Evaluating Open-Domain Dialogues in Latent Space with Next Sentence Prediction and Mutual Information
This addresses the challenge of automatic evaluation for open-domain dialogues, where multiple valid responses exist, offering a robust metric for researchers and developers in conversational AI, though it is incremental as it builds on existing methods like CVAEs.
The paper tackles the one-to-many problem in open-domain dialogue evaluation by proposing a learning-based metric (CMN) that uses Conditional Variational Autoencoders with Next Sentence Prediction and Mutual Information to assess semantic similarity in latent space, achieving superior performance on two datasets, particularly for responses distant from reference semantics.

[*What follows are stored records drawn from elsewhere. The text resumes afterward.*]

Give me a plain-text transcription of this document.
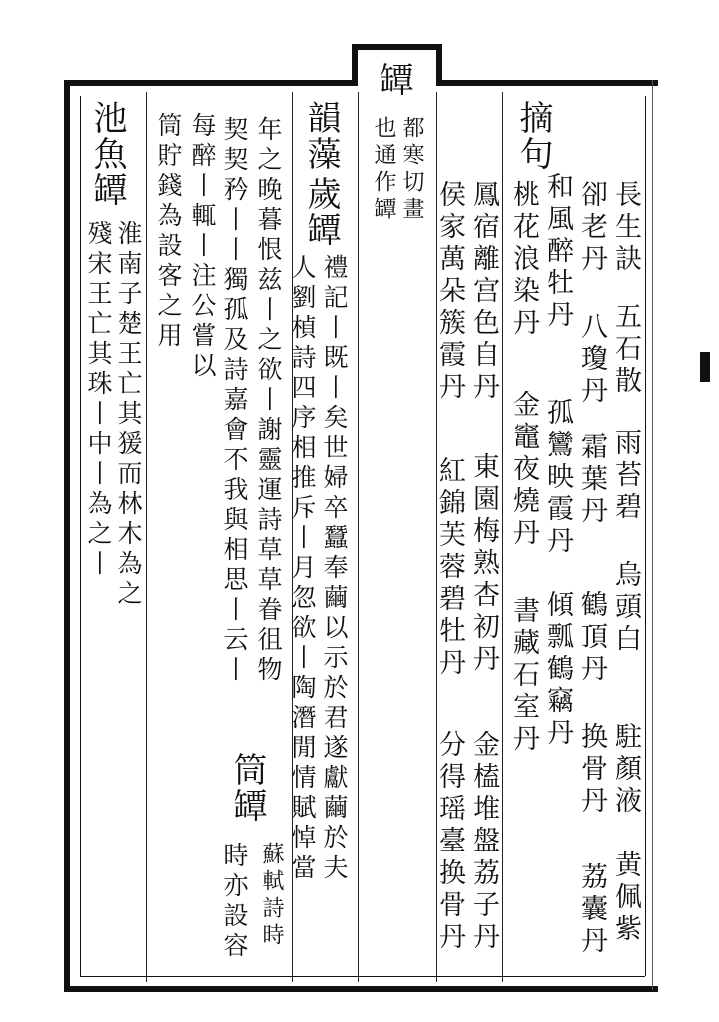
罈
都寒切畫
也通作罈	摘句
長生訣
五石散
雨苔碧
烏頭白
駐顏液
黄佩紫
卻老丹
八瓊丹
霜葉丹
鶴頂丹
换骨丹
荔囊丹
和風醉牡丹
孤鸞映霞丹
傾瓢鶴竊丹
桃花浪染丹
金竈夜燒丹
書藏石室丹
鳳宿離宫色自丹
東園梅熟杏初丹
金榼堆盤荔子丹
侯家萬朵簇霞丹
紅錦芙蓉碧牡丹
分得瑶臺换骨丹
韻藻
歲罈
禮記丨既丨矣世婦卒蠶奉繭以示於君遂獻繭於夫
人劉楨詩四序相推斥丨月忽欲丨陶潛閒情賦悼當
年之晚暮恨兹丨之欲丨謝靈運詩草草眷徂物
契契矜丨丨獨孤及詩嘉會不我與相思丨云丨
筒罈
蘇軾詩時
時亦設容
每醉丨輒丨注公嘗以
筒貯錢為設客之用
池魚罈
淮南子楚王亡其猨而林木為之
殘宋王亡其珠丨中丨為之丨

The long-standing one-to-many issue of the open-domain dialogues poses significant challenges for automatic evaluation methods, i.e., there may be multiple suitable responses which differ in semantics for a given conversational context. To tackle this challenge, we propose a novel learning-based automatic evaluation metric (CMN), which can robustly evaluate open-domain dialogues by augmenting Conditional Variational Autoencoders (CVAEs) with a Next Sentence Prediction (NSP) objective and employing Mutual Information (MI) to model the semantic similarity of text in the latent space. Experimental results on two open-domain dialogue datasets demonstrate the superiority of our method compared with a wide range of baselines, especially in handling responses which are distant to the golden reference responses in semantics.